Enter the number of different coins : 3
Enter the total cost : 8
********************Enter the values of different coins******************** 
Enter the value of coin 1 : 1
Enter the value of coin 2 : 4
Enter the value of coin 3 : 6
The number of required coins are : 0

In correct case the number of coins should be 2 that is two coins of value 4. It is getting wrong in finding the value of m(1,1) it's coming 999 but should be 1.

Correct Output is :

Enter the number of different coins : 3
Enter the total cost : 8
********************Enter the values of different coins******************** 
Enter the value of coin 1 : 1
Enter the value of coin 2 : 4
Enter the value of coin 3 : 6
The number of required coins are : 2

Solution

I can see several issues with your code:

Your min function doesn't handle the case when both values are equal. You should add a return for that case.
The dimensions of the matrix m are incorrectly defined.
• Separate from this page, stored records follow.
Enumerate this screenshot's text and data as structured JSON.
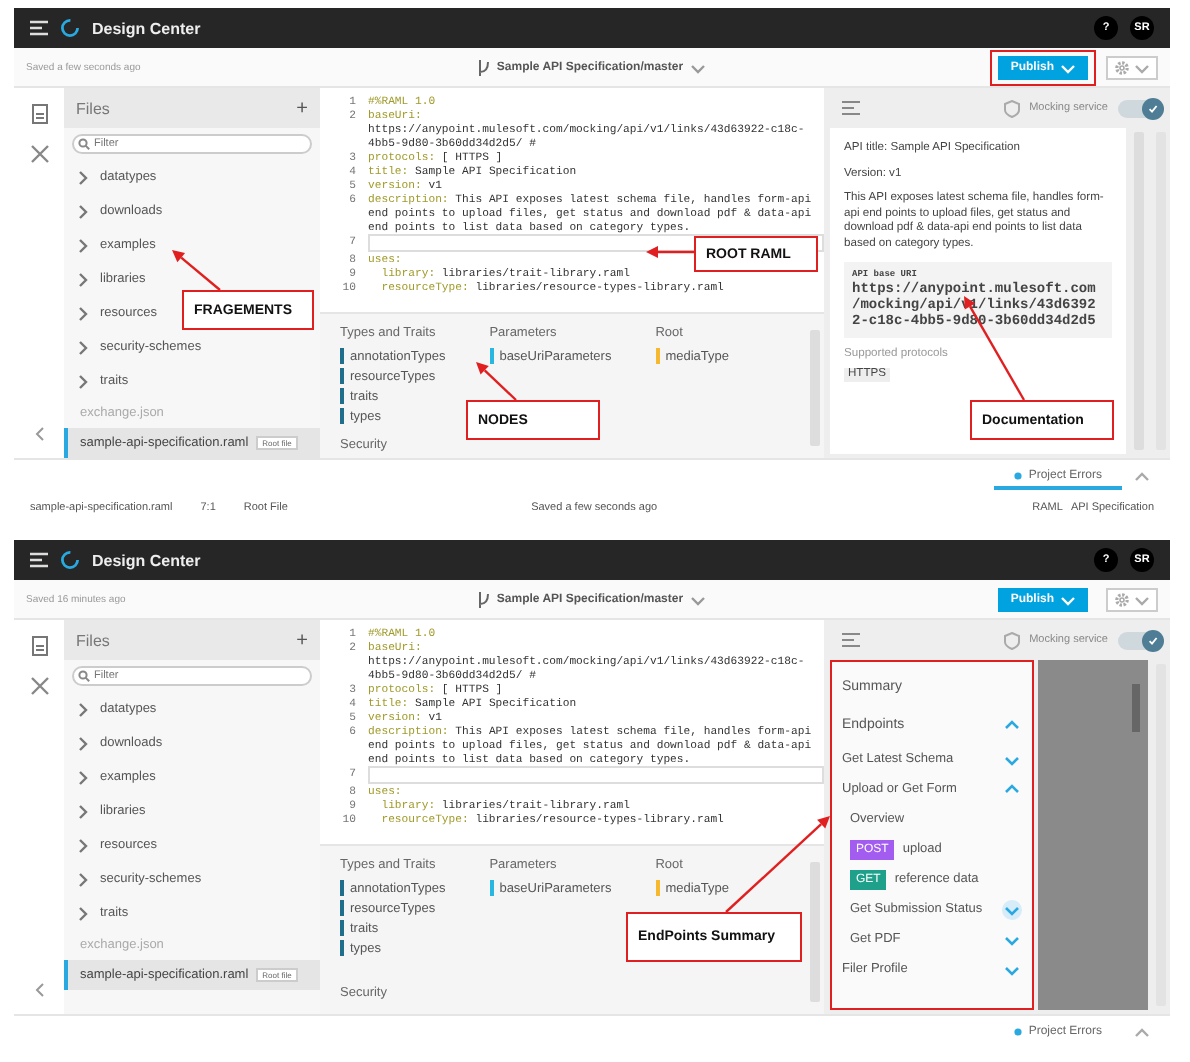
{
  "screens": [
    {
      "topbar": {
        "app_title": "Design Center",
        "help": "?",
        "avatar": "SR"
      },
      "saved_status": "Saved a few seconds ago",
      "branch": "Sample API Specification/master",
      "publish": {
        "label": "Publish",
        "highlighted": true
      },
      "files": {
        "title": "Files",
        "add": "+",
        "filter_placeholder": "Filter",
        "folders": [
          "datatypes",
          "downloads",
          "examples",
          "libraries",
          "resources",
          "security-schemes",
          "traits"
        ],
        "items": [
          {
            "name": "exchange.json",
            "selected": false
          },
          {
            "name": "sample-api-specification.raml",
            "selected": true,
            "badge": "Root file"
          }
        ],
        "callout": "FRAGEMENTS"
      },
      "code_lines": [
        {
          "number": "1",
          "key": "#%RAML 1.0"
        },
        {
          "number": "2",
          "key": "baseUri:",
          "value": " https://anypoint.mulesoft.com/mocking/api/v1/links/43d63922-c18c-4bb5-9d80-3b60dd34d2d5/ #"
        },
        {
          "number": "3",
          "key": "protocols:",
          "value": " [ HTTPS ]"
        },
        {
          "number": "4",
          "key": "title:",
          "value": " Sample API Specification"
        },
        {
          "number": "5",
          "key": "version:",
          "value": " v1"
        },
        {
          "number": "6",
          "key": "description:",
          "value": " This API exposes latest schema file, handles form-api end points to upload files, get status and download pdf & data-api end points to list data based on category types."
        },
        {
          "number": "7",
          "current": true
        },
        {
          "number": "8",
          "key": "uses:"
        },
        {
          "number": "9",
          "key": "  library:",
          "value": " libraries/trait-library.raml"
        },
        {
          "number": "10",
          "key": "  resourceType:",
          "value": " libraries/resource-types-library.raml"
        }
      ],
      "code_callout": "ROOT RAML",
      "nodes": {
        "groups": [
          {
            "title": "Types and Traits",
            "color": "#1f6e8c",
            "items": [
              "annotationTypes",
              "resourceTypes",
              "traits",
              "types"
            ]
          },
          {
            "title": "Parameters",
            "color": "#29b6e0",
            "items": [
              "baseUriParameters"
            ]
          },
          {
            "title": "Root",
            "color": "#f5b82e",
            "items": [
              "mediaType"
            ]
          }
        ],
        "security_title": "Security",
        "callout": "NODES"
      },
      "right_panel": {
        "kind": "documentation",
        "mocking_label": "Mocking service",
        "mocking_on": true,
        "highlighted": false,
        "api_title": "API title: Sample API Specification",
        "version": "Version: v1",
        "description": "This API exposes latest schema file, handles form-api end points to upload files, get status and download pdf & data-api end points to list data based on category types.",
        "base_uri_label": "API base URI",
        "base_uri": "https://anypoint.mulesoft.com/mocking/api/v1/links/43d63922-c18c-4bb5-9d80-3b60dd34d2d5",
        "protocols_label": "Supported protocols",
        "protocols": [
          "HTTPS"
        ],
        "callout": "Documentation"
      },
      "project_errors": {
        "label": "Project Errors",
        "selected": true
      },
      "status_bar": {
        "left": [
          "sample-api-specification.raml",
          "7:1",
          "Root File"
        ],
        "center": "Saved a few seconds ago",
        "right": [
          "RAML",
          "API Specification"
        ]
      }
    },
    {
      "topbar": {
        "app_title": "Design Center",
        "help": "?",
        "avatar": "SR"
      },
      "saved_status": "Saved 16 minutes ago",
      "branch": "Sample API Specification/master",
      "publish": {
        "label": "Publish",
        "highlighted": false
      },
      "files": {
        "title": "Files",
        "add": "+",
        "filter_placeholder": "Filter",
        "folders": [
          "datatypes",
          "downloads",
          "examples",
          "libraries",
          "resources",
          "security-schemes",
          "traits"
        ],
        "items": [
          {
            "name": "exchange.json",
            "selected": false
          },
          {
            "name": "sample-api-specification.raml",
            "selected": true,
            "badge": "Root file"
          }
        ]
      },
      "code_lines": [
        {
          "number": "1",
          "key": "#%RAML 1.0"
        },
        {
          "number": "2",
          "key": "baseUri:",
          "value": " https://anypoint.mulesoft.com/mocking/api/v1/links/43d63922-c18c-4bb5-9d80-3b60dd34d2d5/ #"
        },
        {
          "number": "3",
          "key": "protocols:",
          "value": " [ HTTPS ]"
        },
        {
          "number": "4",
          "key": "title:",
          "value": " Sample API Specification"
        },
        {
          "number": "5",
          "key": "version:",
          "value": " v1"
        },
        {
          "number": "6",
          "key": "description:",
          "value": " This API exposes latest schema file, handles form-api end points to upload files, get status and download pdf & data-api end points to list data based on category types."
        },
        {
          "number": "7",
          "current": true
        },
        {
          "number": "8",
          "key": "uses:"
        },
        {
          "number": "9",
          "key": "  library:",
          "value": " libraries/trait-library.raml"
        },
        {
          "number": "10",
          "key": "  resourceType:",
          "value": " libraries/resource-types-library.raml"
        }
      ],
      "nodes": {
        "groups": [
          {
            "title": "Types and Traits",
            "color": "#1f6e8c",
            "items": [
              "annotationTypes",
              "resourceTypes",
              "traits",
              "types"
            ]
          },
          {
            "title": "Parameters",
            "color": "#29b6e0",
            "items": [
              "baseUriParameters"
            ]
          },
          {
            "title": "Root",
            "color": "#f5b82e",
            "items": [
              "mediaType"
            ]
          }
        ],
        "security_title": "Security"
      },
      "right_panel": {
        "kind": "endpoints",
        "mocking_label": "Mocking service",
        "mocking_on": true,
        "highlighted": true,
        "items": [
          {
            "kind": "heading",
            "label": "Summary"
          },
          {
            "kind": "section",
            "label": "Endpoints",
            "expanded": true
          },
          {
            "kind": "resource",
            "label": "Get Latest Schema",
            "expanded": false
          },
          {
            "kind": "resource",
            "label": "Upload or Get Form",
            "expanded": true,
            "children": [
              {
                "kind": "link",
                "label": "Overview"
              },
              {
                "kind": "method",
                "method": "POST",
                "label": "upload",
                "color": "#a35cf0"
              },
              {
                "kind": "method",
                "method": "GET",
                "label": "reference data",
                "color": "#1fa08a"
              },
              {
                "kind": "resource",
                "label": "Get Submission Status",
                "expanded": false,
                "hovered": true
              },
              {
                "kind": "resource",
                "label": "Get PDF",
                "expanded": false
              }
            ]
          },
          {
            "kind": "resource",
            "label": "Filer Profile",
            "expanded": false
          }
        ],
        "callout": "EndPoints Summary"
      },
      "project_errors": {
        "label": "Project Errors",
        "selected": false
      }
    }
  ]
}
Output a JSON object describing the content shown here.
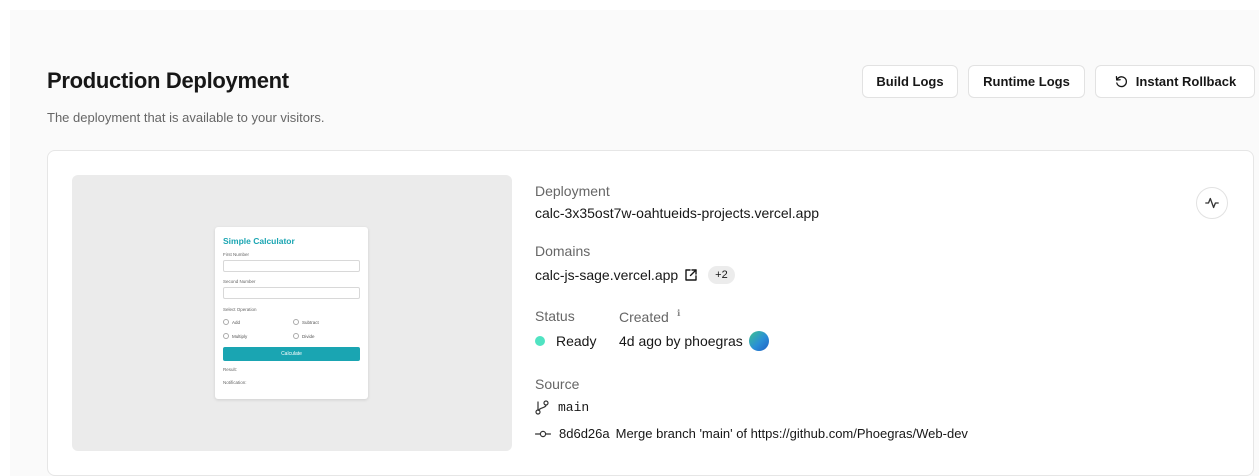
{
  "header": {
    "title": "Production Deployment",
    "subtitle": "The deployment that is available to your visitors.",
    "buttons": {
      "build_logs": "Build Logs",
      "runtime_logs": "Runtime Logs",
      "instant_rollback": "Instant Rollback",
      "rollback_icon": "rotate-ccw-icon"
    }
  },
  "preview": {
    "title": "Simple Calculator",
    "first_number_label": "First Number",
    "second_number_label": "Second Number",
    "operation_label": "Select Operation",
    "options": [
      "Add",
      "Subtract",
      "Multiply",
      "Divide"
    ],
    "calculate_label": "Calculate",
    "result_label": "Result:",
    "notification_label": "Notification:",
    "accent_color": "#1aa5b2"
  },
  "details": {
    "deployment_label": "Deployment",
    "deployment_url": "calc-3x35ost7w-oahtueids-projects.vercel.app",
    "domains_label": "Domains",
    "domain": "calc-js-sage.vercel.app",
    "domains_extra": "+2",
    "status_label": "Status",
    "status_value": "Ready",
    "status_color": "#50e3c2",
    "created_label": "Created",
    "created_value": "4d ago by phoegras",
    "source_label": "Source",
    "branch": "main",
    "commit_hash": "8d6d26a",
    "commit_message": "Merge branch 'main' of https://github.com/Phoegras/Web-dev"
  }
}
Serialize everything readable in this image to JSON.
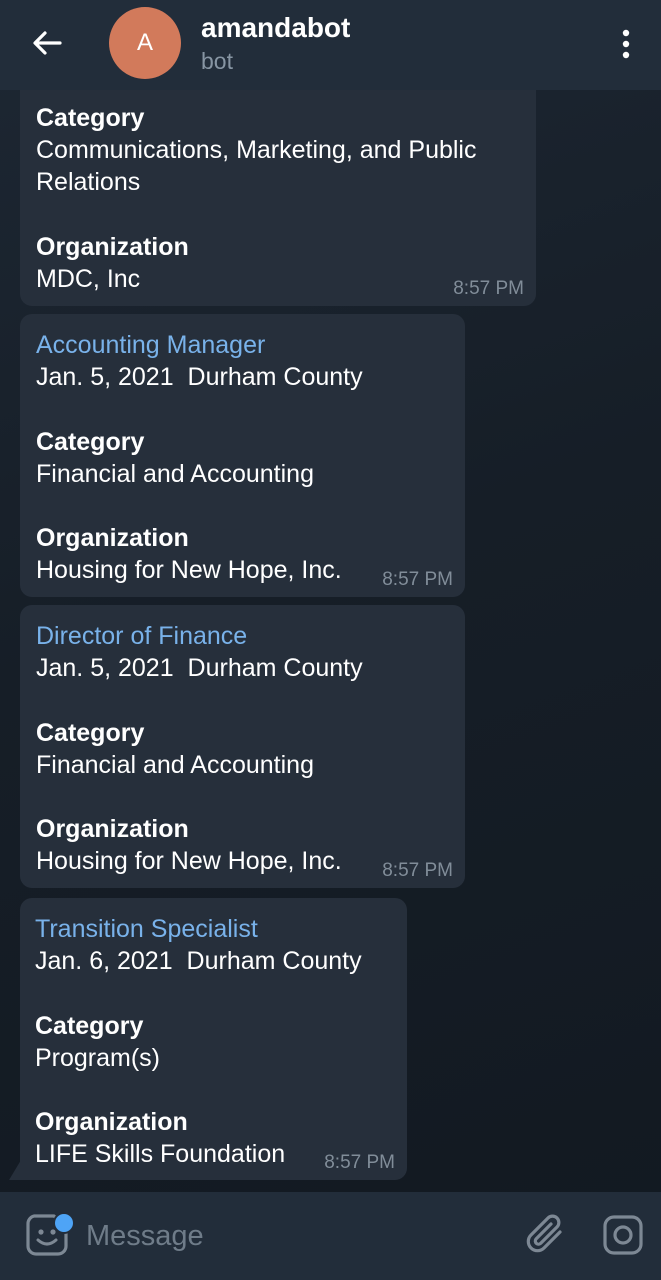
{
  "header": {
    "back_icon": "arrow-left-icon",
    "avatar_letter": "A",
    "avatar_color": "#d27a5b",
    "title": "amandabot",
    "subtitle": "bot",
    "menu_icon": "more-vertical-icon"
  },
  "messages": [
    {
      "category_label": "Category",
      "category_line1": "Communications, Marketing, and Public",
      "category_line2": "Relations",
      "organization_label": "Organization",
      "organization": "MDC, Inc",
      "time": "8:57 PM"
    },
    {
      "job_title": "Accounting Manager",
      "date": "Jan. 5, 2021",
      "location": "Durham County",
      "category_label": "Category",
      "category": "Financial and Accounting",
      "organization_label": "Organization",
      "organization": "Housing for New Hope, Inc.",
      "time": "8:57 PM"
    },
    {
      "job_title": "Director of Finance",
      "date": "Jan. 5, 2021",
      "location": "Durham County",
      "category_label": "Category",
      "category": "Financial and Accounting",
      "organization_label": "Organization",
      "organization": "Housing for New Hope, Inc.",
      "time": "8:57 PM"
    },
    {
      "job_title": "Transition Specialist",
      "date": "Jan. 6, 2021",
      "location": "Durham County",
      "category_label": "Category",
      "category": "Program(s)",
      "organization_label": "Organization",
      "organization": "LIFE Skills Foundation",
      "time": "8:57 PM"
    }
  ],
  "composer": {
    "emoji_icon": "emoji-sticker-icon",
    "placeholder": "Message",
    "attach_icon": "paperclip-icon",
    "camera_icon": "camera-icon"
  },
  "colors": {
    "header_bg": "#222d3a",
    "bubble_bg": "#262f3b",
    "link": "#79b2ea",
    "accent_dot": "#4ea4f6"
  }
}
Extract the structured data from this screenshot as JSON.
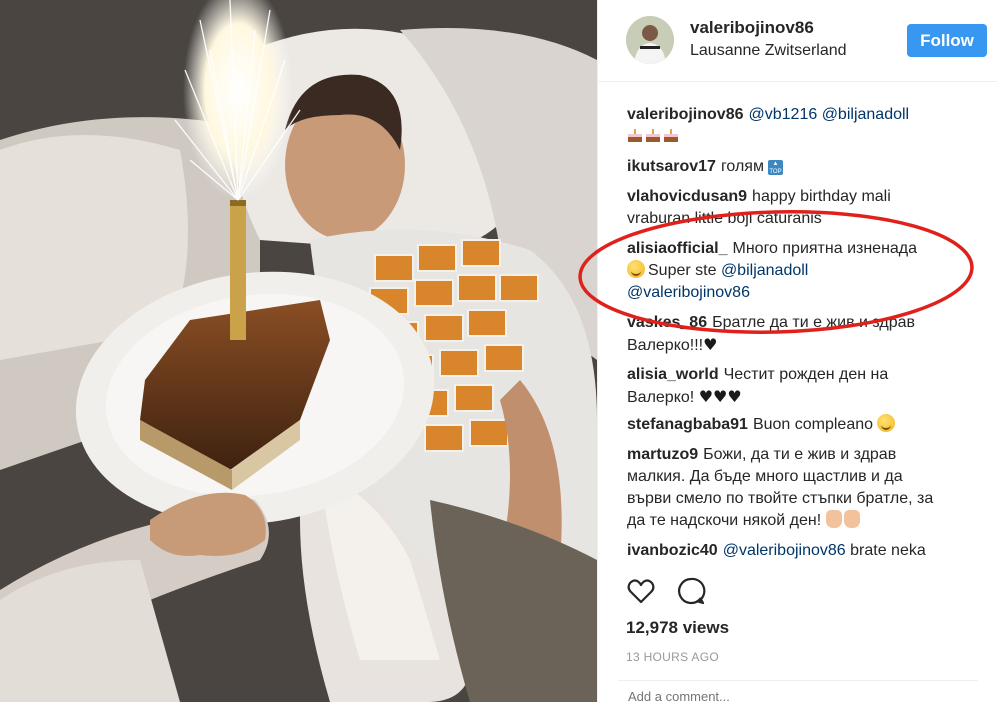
{
  "post": {
    "username": "valeribojinov86",
    "location": "Lausanne Zwitserland",
    "follow_label": "Follow"
  },
  "comments": [
    {
      "user": "valeribojinov86",
      "parts": [
        "@vb1216",
        "@biljanadoll"
      ],
      "emoji": "cake-emoji x3"
    },
    {
      "user": "ikutsarov17",
      "text": "голям",
      "emoji": "top-emoji"
    },
    {
      "user": "vlahovicdusan9",
      "text_line1": "happy birthday mali",
      "text_line2": "vraburan little boji caturanis"
    },
    {
      "user": "alisiaofficial_",
      "text_line1": "Много приятна изненада",
      "text_line2": "Super ste",
      "mention1": "@biljanadoll",
      "mention2": "@valeribojinov86",
      "emoji": "smile-emoji"
    },
    {
      "user": "vaskes_86",
      "text_line1": "Братле да ти е жив и здрав",
      "text_line2": "Валерко!!!",
      "emoji": "black-heart"
    },
    {
      "user": "alisia_world",
      "text_line1": "Честит рожден ден на",
      "text_line2": "Валерко!",
      "emoji": "black-heart x3"
    },
    {
      "user": "stefanagbaba91",
      "text": "Buon compleano",
      "emoji": "smile-emoji"
    },
    {
      "user": "martuzo9",
      "text_line1": "Божи, да ти е жив и здрав",
      "text_line2": "малкия. Да бъде много щастлив и да",
      "text_line3": "върви смело по твойте стъпки братле, за",
      "text_line4": "да те надскочи някой ден!",
      "emoji": "rock-hand, fist"
    },
    {
      "user": "ivanbozic40",
      "mention": "@valeribojinov86",
      "text": "brate neka"
    }
  ],
  "stats": {
    "views": "12,978 views",
    "time_ago": "13 HOURS AGO",
    "add_comment_placeholder": "Add a comment..."
  },
  "icons": {
    "like": "heart-outline-icon",
    "comment": "speech-bubble-icon"
  },
  "colors": {
    "follow_button": "#3897f0",
    "mention": "#003569",
    "annotation": "#e0211b"
  }
}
The dimensions should be [n+1][c+1] instead of [n][c]. This is because you're considering 0 to n coins and 0 to c cost, inclusive.
The initialization for m[0][j]=9999; should start from j=0 and not j=1. This is because even for cost 0, you need 0 coins.

Let's correct these issues:

#include<stdio.h>

int min(int a , int b) {
    if(a <= b) {
        return a;
    } else {
        return b;
    }
}

void making_change(int n, int c, int value[]) {
    int i, j;
    int m[n+1][c+1];
    
    for(j=0; j<=c; j++) {
        m[0][j]=9999;
    }
    m[0][0] = 0;
    
    for(i=1; i<=n; i++) {
        m[i][0]=0;
    }

    for (i = 1; i <= n; i++) {
        for (j = 1; j <= c; j++) {
            if (j-value[i-1] < 0) {
                m[i][j] = m[i-1][j];
            } else {
                m[i][j] = min(m[i-1][j], 1+m[i][j-value[i-1]]);
            }
        }
    }
    printf("The number of required coins are : %d", m[n][c]);
}

void main() {
    int i, c, n;
    printf("Enter the number of different coins : ");
    scanf("%d", &n);
    int value[n];
    printf("Enter the total cost : ");
    scanf("%d", &c);
    printf("********************Enter the values of different coins******************** \n");
    for(i=0; i<n; i++) {
        printf("Enter the value of coin %d : ", i+1);
        scanf("%d", &value[i]);
    }
    making_change(n, c, value);
}

Now, this code should give you the correct output for the given input.